Which gets us now to this game, a mass of entwined spaghetti, which was a tongue-in-cheek poke at the Army-McCarthy Hearings of the spring of 1954, a popular review in the tradition of Thomas Nast that is very effective.. The "Army" was the U.S. Army, and the "McCarthy" was Senator Joesph McCarthy, of Appleton, Wisconsin, a man who was about at the end of a short, meteoric career of vast unsubstantiated accusation, discord, lies and fraud. The hearings were supposed to sniff out Communists in the Army and the defense industry, because that's what McCarthy did, being a rabid impersonator of a man with a decent mission.
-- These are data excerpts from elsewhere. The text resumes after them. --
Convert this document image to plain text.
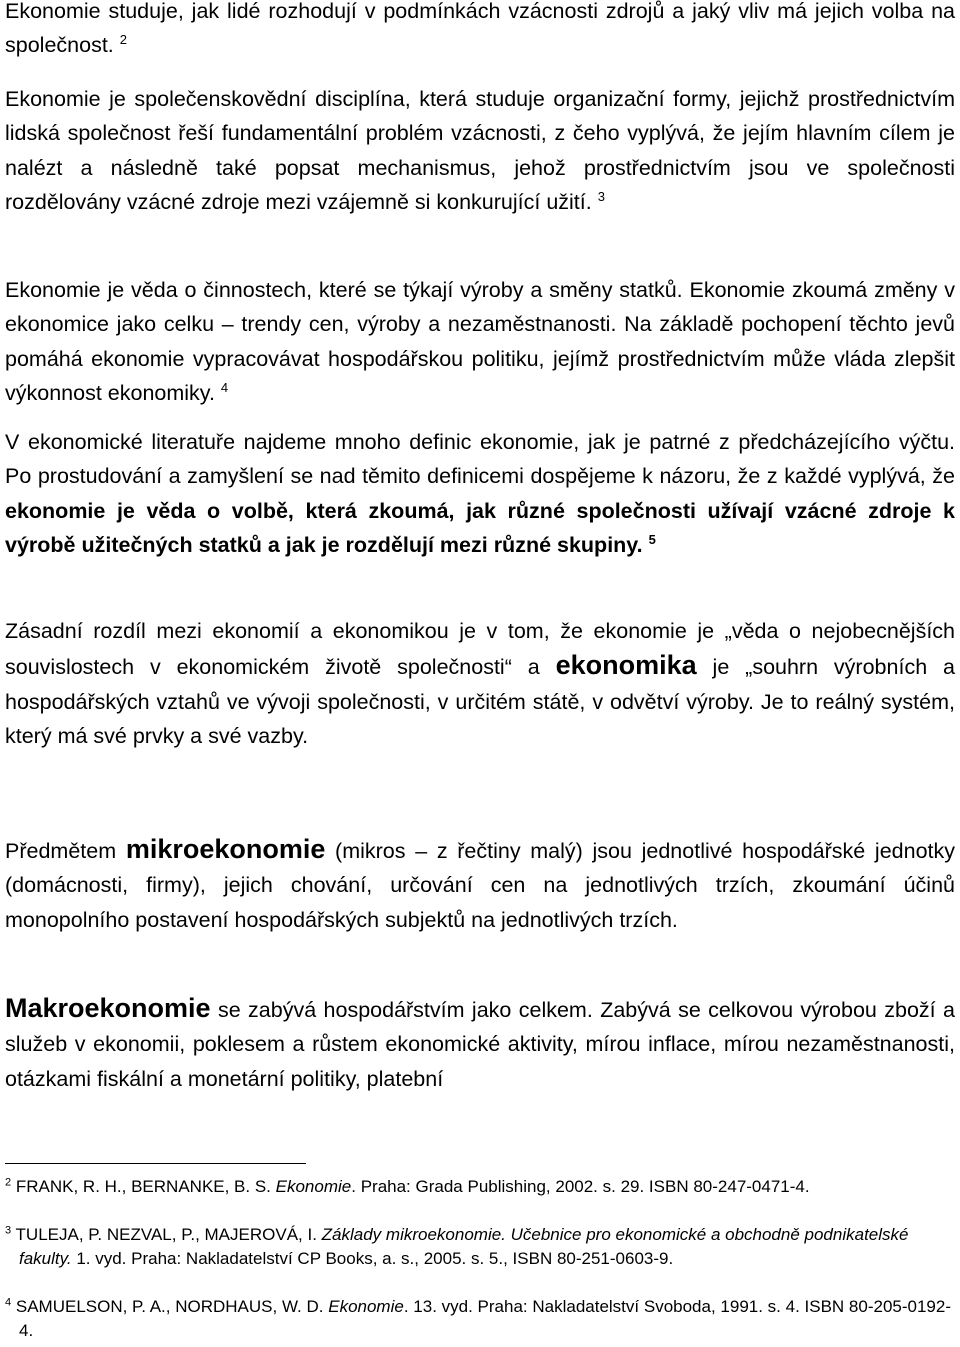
Ekonomie studuje, jak lidé rozhodují v podmínkách vzácnosti zdrojů a jaký vliv má jejich volba na společnost. $^2$

Ekonomie je společenskovědní disciplína, která studuje organizační formy, jejichž prostřednictvím lidská společnost řeší fundamentální problém vzácnosti, z čeho vyplývá, že jejím hlavním cílem je nalézt a následně také popsat mechanismus, jehož prostřednictvím jsou ve společnosti rozdělovány vzácné zdroje mezi vzájemně si konkurující užití. $^3$

Ekonomie je věda o činnostech, které se týkají výroby a směny statků. Ekonomie zkoumá změny v ekonomice jako celku – trendy cen, výroby a nezaměstnanosti. Na základě pochopení těchto jevů pomáhá ekonomie vypracovávat hospodářskou politiku, jejímž prostřednictvím může vláda zlepšit výkonnost ekonomiky. $^4$

V ekonomické literatuře najdeme mnoho definic ekonomie, jak je patrné z předcházejícího výčtu. Po prostudování a zamyšlení se nad těmito definicemi dospějeme k názoru, že z každé vyplývá, že ekonomie je věda o volbě, která zkoumá, jak různé společnosti užívají vzácné zdroje k výrobě užitečných statků a jak je rozdělují mezi různé skupiny. $^5$

Zásadní rozdíl mezi ekonomií a ekonomikou je v tom, že ekonomie je „věda o nejobecnějších souvislostech v ekonomickém životě společnosti“ a ekonomika je „souhrn výrobních a hospodářských vztahů ve vývoji společnosti, v určitém státě, v odvětví výroby. Je to reálný systém, který má své prvky a své vazby.

Předmětem mikroekonomie (mikros – z řečtiny malý) jsou jednotlivé hospodářské jednotky (domácnosti, firmy), jejich chování, určování cen na jednotlivých trzích, zkoumání účinů monopolního postavení hospodářských subjektů na jednotlivých trzích.

Makroekonomie se zabývá hospodářstvím jako celkem. Zabývá se celkovou výrobou zboží a služeb v ekonomii, poklesem a růstem ekonomické aktivity, mírou inflace, mírou nezaměstnanosti, otázkami fiskální a monetární politiky, platební

$^2$ FRANK, R. H., BERNANKE, B. S. Ekonomie. Praha: Grada Publishing, 2002. s. 29. ISBN 80-247-0471-4.

$^3$ TULEJA, P. NEZVAL, P., MAJEROVÁ, I. Základy mikroekonomie. Učebnice pro ekonomické a obchodně podnikatelské fakulty. 1. vyd. Praha: Nakladatelství CP Books, a. s., 2005. s. 5., ISBN 80-251-0603-9.

$^4$ SAMUELSON, P. A., NORDHAUS, W. D. Ekonomie. 13. vyd. Praha: Nakladatelství Svoboda, 1991. s. 4. ISBN 80-205-0192-4.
The hearings were long, involved, and traveled nowhere fast although much ground was covered.
The bottom line to the whole affair was that as the first televised Senate hearings, McCarthy drew a huge audience, estimated at some 80 million people over the course of the event. And what happened was that “Tail-Gunner Joe” (an appellation he gave to himself that among many other things in his personal and public life were exaggerations) found out that he was seen better int eh minds of Americans when he was not being televised. In short, he was outed for many as a crude, threatening liar, and his career of ruining people in his quixotic quest for deeply-rooted Commies was about over when the last lights in the hearing room went out.
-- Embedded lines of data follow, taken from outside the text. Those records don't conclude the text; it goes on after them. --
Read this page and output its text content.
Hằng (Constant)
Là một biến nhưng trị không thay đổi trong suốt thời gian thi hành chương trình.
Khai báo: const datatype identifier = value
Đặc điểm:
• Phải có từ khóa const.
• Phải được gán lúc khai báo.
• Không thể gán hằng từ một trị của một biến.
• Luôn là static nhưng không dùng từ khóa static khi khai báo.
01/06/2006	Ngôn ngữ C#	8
Joe McCarthy would be dead in about three years, his liver failed, evidently (as his biographers say) from too much drink. He was a dangerous and divisive man, but one who had many friends and supporters to keep him re-elected and in power. (He was a darling of the Kennedys, being a favorite of Joe Kennedy, the godfather of Robert Kennedy's first child, and one who dated two of the JFK's sisters. Being Catholic and a vehement Commie-hunter went a long way with Joseph Kennedy, who had his own set of issues with power and rule.)